Toujours selon African Business, la question essentielle est de savoir comment ces axes incarnent une quête de leadership continental. Entre l’Égypte qui  riposte  aux avancées maritimes marocaines atlantiques via des routes terrestres intérieures et le Soudan en guerre ainsi que la  Libye et Tchad qui demeurent  instables. Plus encore l’Éthiopie conflictuelle, Houthis amputant de 60% les recettes du canal de Suez en 2024. Ce qui diversifie les options face aux crises régionales. 

Malgré 80% d’avancement proclamé en novembre 2025 pour Le Caire-Cap, conflits soudanais et corne de l’Afrique bloquent l’opérationnalité totale.

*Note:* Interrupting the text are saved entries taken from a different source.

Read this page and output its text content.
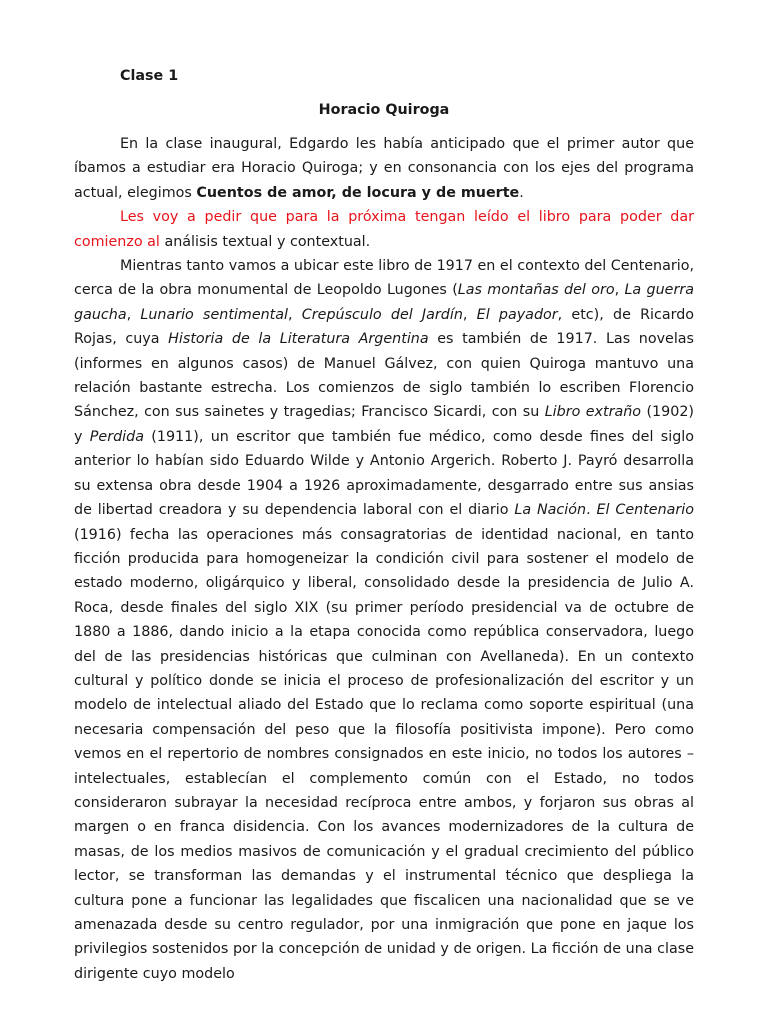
Clase 1
Horacio Quiroga

En la clase inaugural, Edgardo les había anticipado que el primer autor que íbamos a estudiar era Horacio Quiroga; y en consonancia con los ejes del programa actual, elegimos Cuentos de amor, de locura y de muerte.

Les voy a pedir que para la próxima tengan leído el libro para poder dar comienzo al análisis textual y contextual.

Mientras tanto vamos a ubicar este libro de 1917 en el contexto del Centenario, cerca de la obra monumental de Leopoldo Lugones (Las montañas del oro, La guerra gaucha, Lunario sentimental, Crepúsculo del Jardín, El payador, etc), de Ricardo Rojas, cuya Historia de la Literatura Argentina es también de 1917. Las novelas (informes en algunos casos) de Manuel Gálvez, con quien Quiroga mantuvo una relación bastante estrecha. Los comienzos de siglo también lo escriben Florencio Sánchez, con sus sainetes y tragedias; Francisco Sicardi, con su Libro extraño (1902) y Perdida (1911), un escritor que también fue médico, como desde fines del siglo anterior lo habían sido Eduardo Wilde y Antonio Argerich. Roberto J. Payró desarrolla su extensa obra desde 1904 a 1926 aproximadamente, desgarrado entre sus ansias de libertad creadora y su dependencia laboral con el diario La Nación. El Centenario (1916) fecha las operaciones más consagratorias de identidad nacional, en tanto ficción producida para homogeneizar la condición civil para sostener el modelo de estado moderno, oligárquico y liberal, consolidado desde la presidencia de Julio A. Roca, desde finales del siglo XIX (su primer período presidencial va de octubre de 1880 a 1886, dando inicio a la etapa conocida como república conservadora, luego del de las presidencias históricas que culminan con Avellaneda). En un contexto cultural y político donde se inicia el proceso de profesionalización del escritor y un modelo de intelectual aliado del Estado que lo reclama como soporte espiritual (una necesaria compensación del peso que la filosofía positivista impone). Pero como vemos en el repertorio de nombres consignados en este inicio, no todos los autores –intelectuales, establecían el complemento común con el Estado, no todos consideraron subrayar la necesidad recíproca entre ambos, y forjaron sus obras al margen o en franca disidencia. Con los avances modernizadores de la cultura de masas, de los medios masivos de comunicación y el gradual crecimiento del público lector, se transforman las demandas y el instrumental técnico que despliega la cultura pone a funcionar las legalidades que fiscalicen una nacionalidad que se ve amenazada desde su centro regulador, por una inmigración que pone en jaque los privilegios sostenidos por la concepción de unidad y de origen. La ficción de una clase dirigente cuyo modelo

Le tronçon tchadien (1 720 km, 510 millions USD) complète l’approche sahelienne avec financements locaux hors Égypte. Alignés sur l’Agenda 2063 et la ZLECAf, ils requièrent douanes fluides et logistique intégrée, à l’image du corridor Dakar-Lagos boosté par la  Communauté économique des États de l’Afrique de l’Ouest CEDEAO.

Écosystème et valeur ajoutée

Les corridors génèrent des gains progressifs, connectant ruralité aux villes et dynamisant chaînes locales dès les premières phases. Ils favorisent pôles agro-industriels et emplois via l’Initiative pour les corridors socio-économiques de l’UA. 

Une chose est certaine: le succès se juge à la valeur ajoutée locale, la production, la transformation, l’entrepreneuriat  et bien au-delà des kilomètres pavés.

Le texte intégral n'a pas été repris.